Every month, I pick a record from Ear Candy’s used section based on the cover alone. Some audiophiles refer to this practice as “Johnny’s Chancers.” I then review the record. This is Let the Clueless Hear Candy.
Anyone who stumbles upon a copy of 1958's Music for People with $3.98 and is curious enough to flip the outer sleeve will be greeted with liner notes that could only be construed as either so curmudgeonly or so densely ironic that one can’t help but laugh. A third of the back cover is taken up by a wildly hyperbolic rant on authenticity that would make Henry Rollins blush. It reads like a crash course on juvenoia, but understanding that Music for People with $3.98 is commonly characterized as a comedy record may convince the reader that it’s instead a mockery of juvenoia. There’s no way of knowing the intentions of the author (simply attributed to “the Society”), but I’ll give it the benefit of the doubt and side with the latter. The notes end with a cryptic question: “just who the devil is Ira Ironstrings?”
At the time I picked this record up, I was more or less ignorant to hardcore canon. I was still fully immersed in Black Flag, Minor Threat, and the Minutemen. It wasn’t until much later that I digested the behemoths of the genre and began to move on to your Die Kreuzens, Youth of Todays, Voids, MDCs, etc. Once I made my way to Negative Approach, I was shocked to discover that the cover of the Detroit band’s sole LP (1983’s Tied In) was nearly identical to that of Music for People with $3.98. It turns out the image is a still from the silent short Barney Oldfield’s Race for a Life, which film buffs may know as the first notable work to feature the Victorian trope of a dastardly villain tying a damsel to train tracks.
The connections Music for People with $3.98 has with the music world commonly indulged in by contemporary listeners doesn’t end with Negative Approach either. In fact, the answer to the liner notes’ closing conundrum is half the reason we have one of indie’s greatest champions. Ira Ironstrings was the pseudonym of steel guitar legend Alvino Rey, which he used to escape contractual obligations to Capitol Records. Rey was the grandfather of Arcade Fire’s Win and Will Butler, and his death was the primary inspiration for the band’s universally hailed debut, Funeral. Arcade Fire chose to acknowledge his significance to the record by using a broadcast recording of Rey’s “My Buddy” for the record’s first two singles.
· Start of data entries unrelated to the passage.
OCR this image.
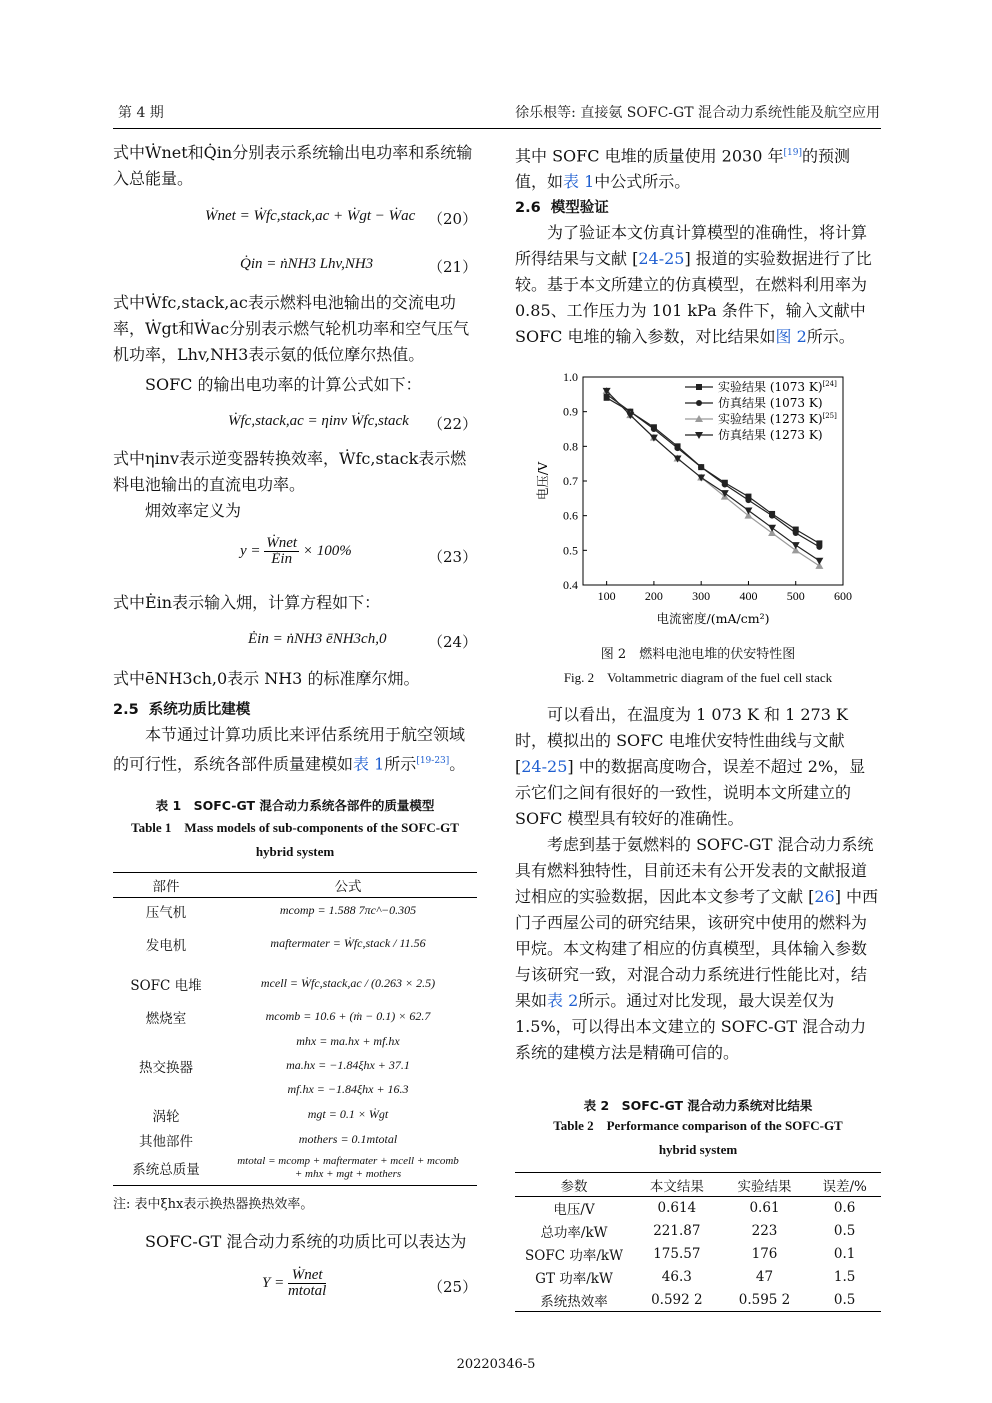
第 4 期	徐乐根等: 直接氨 SOFC-GT 混合动力系统性能及航空应用

式中Ẇnet和Q̇in分别表示系统输出电功率和系统输入总能量。

Ẇnet = Ẇfc,stack,ac + Ẇgt − Ẇac （20）
Q̇in = ṅNH3 Lhv,NH3	（21）

式中Ẇfc,stack,ac表示燃料电池输出的交流电功率，Ẇgt和Ẇac分别表示燃气轮机功率和空气压气机功率，Lhv,NH3表示氨的低位摩尔热值。

SOFC 的输出电功率的计算公式如下：

Ẇfc,stack,ac = ηinv Ẇfc,stack （22）

式中ηinv表示逆变器转换效率，Ẇfc,stack表示燃料电池输出的直流电功率。

㶲效率定义为

$y = \frac{\text{Ẇnet}}{\text{Ėin}} \times 100\%$	（23）

式中Ėin表示输入㶲，计算方程如下：

Ėin = ṅNH3 ēNH3ch,0	（24）

式中ēNH3ch,0表示 NH3 的标准摩尔㶲。

2.5 系统功质比建模

本节通过计算功质比来评估系统用于航空领域的可行性，系统各部件质量建模如表 1所示[19-23]。

表 1　SOFC-GT 混合动力系统各部件的质量模型
Table 1　Mass models of sub-components of the SOFC-GT
hybrid system
部件	公式
压气机	mcomp = 1.588 7πc^−0.305
发电机	maftermater = Ẇfc,stack / 11.56
SOFC 电堆	mcell = Ẇfc,stack,ac / (0.263 × 2.5)
燃烧室	mcomb = 10.6 + (ṁ − 0.1) × 62.7
	mhx = ma.hx + mf.hx
热交换器	ma.hx = −1.84ξhx + 37.1
	mf.hx = −1.84ξhx + 16.3
涡轮	mgt = 0.1 × Ẇgt
其他部件	mothers = 0.1mtotal
系统总质量	mtotal = mcomp + maftermater + mcell + mcomb + mhx + mgt + mothers
注: 表中ξhx表示换热器换热效率。

SOFC-GT 混合动力系统的功质比可以表达为

$Y = \frac{\text{Ẇnet}}{\text{mtotal}}$	（25）

其中 SOFC 电堆的质量使用 2030 年[19]的预测值，如表 1中公式所示。

2.6 模型验证

为了验证本文仿真计算模型的准确性，将计算所得结果与文献 [24-25] 报道的实验数据进行了比较。基于本文所建立的仿真模型，在燃料利用率为 0.85、工作压力为 101 kPa 条件下，输入文献中 SOFC 电堆的输入参数，对比结果如图 2所示。

100 200 300 400 500 600
0.4
0.5
0.6
0.7
0.8
0.9
1.0
电流密度/(mA/cm²)
电压/V
实验结果 (1073 K)[24]
仿真结果 (1073 K)
实验结果 (1273 K)[25]
仿真结果 (1273 K)
图 2　燃料电池电堆的伏安特性图
Fig. 2　Voltammetric diagram of the fuel cell stack

可以看出，在温度为 1 073 K 和 1 273 K 时，模拟出的 SOFC 电堆伏安特性曲线与文献 [24-25] 中的数据高度吻合，误差不超过 2%，显示它们之间有很好的一致性，说明本文所建立的 SOFC 模型具有较好的准确性。

考虑到基于氨燃料的 SOFC-GT 混合动力系统具有燃料独特性，目前还未有公开发表的文献报道过相应的实验数据，因此本文参考了文献 [26] 中西门子西屋公司的研究结果，该研究中使用的燃料为甲烷。本文构建了相应的仿真模型，具体输入参数与该研究一致，对混合动力系统进行性能比对，结果如表 2所示。通过对比发现，最大误差仅为 1.5%，可以得出本文建立的 SOFC-GT 混合动力系统的建模方法是精确可信的。

表 2　SOFC-GT 混合动力系统对比结果
Table 2　Performance comparison of the SOFC-GT
hybrid system
参数	本文结果	实验结果	误差/%
电压/V	0.614	0.61	0.6
总功率/kW	221.87	223	0.5
SOFC 功率/kW	175.57	176	0.1
GT 功率/kW	46.3	47	1.5
系统热效率	0.592 2	0.595 2	0.5
20220346-5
Musically, the content of Music for People with $3.98 likely won't hold up for most contemporary listeners, no matter how diverse one’s tastes may be. While some artists of the style and era (such as Duke Ellington and Frank Sinatra) are able to translate to modern music's diverse methods of creation without losing some, many big band and swing artists come across now as a sort of generational juvenilia. Rey’s Ira Ironstrings project showed the performer/composer attempting to reinterpret older genres, particularly ragtime, into a swing context. To a ragtime purist, this would likely come across as a travesty. The sounds of Music for People with $3.98 seem a lot like Lawrence Welk mutilating this beloved style with a marimba and watered-down “smooth swing” arrangement. For example, an untrained ear could very easily mistake this record for the Monsters, Inc. soundtrack.
However, Music for People with $3.98 isn’t entirely dated or naive. The record has many moments that could make your $3.98 well-spent. Aspiring beatmakers who fancy themselves disciples to J. Dilla and Madlib may find a handful of split seconds sample-worthy. For example, side B begins with an exotica reinterpritation of Django Reinhart’s much-loved "Limehouse Blues," which borrows from the kung fu movie score sound. Throughout this track, moments of percussive bombast and ancient flavor lie and beg to be looped by their newfound owner. When one considers inflation, this 1958 release becomes grossly mispriced. In today’s dollar, the title would translate to "Music for People with $32.79." Personally, I wouldn’t buy a vinyl copy of Funeral for this price (though the case is certainly different with Tied In). If you stumble upon a copy of Music for People with $3.98, I wouldn't suggest you throw more than 50 cents into it. Perhaps you could stumble upon an Alvino Rey fanatic somewhere in China willing to drop a good amount of money for the record, though they surely would’ve already nabbed one of the 12 copies currently available on Discogs. Maybe you just want a subtle piece of music history to display on a mantle. Either way, I would suggest saving your cash for something a little more familiar.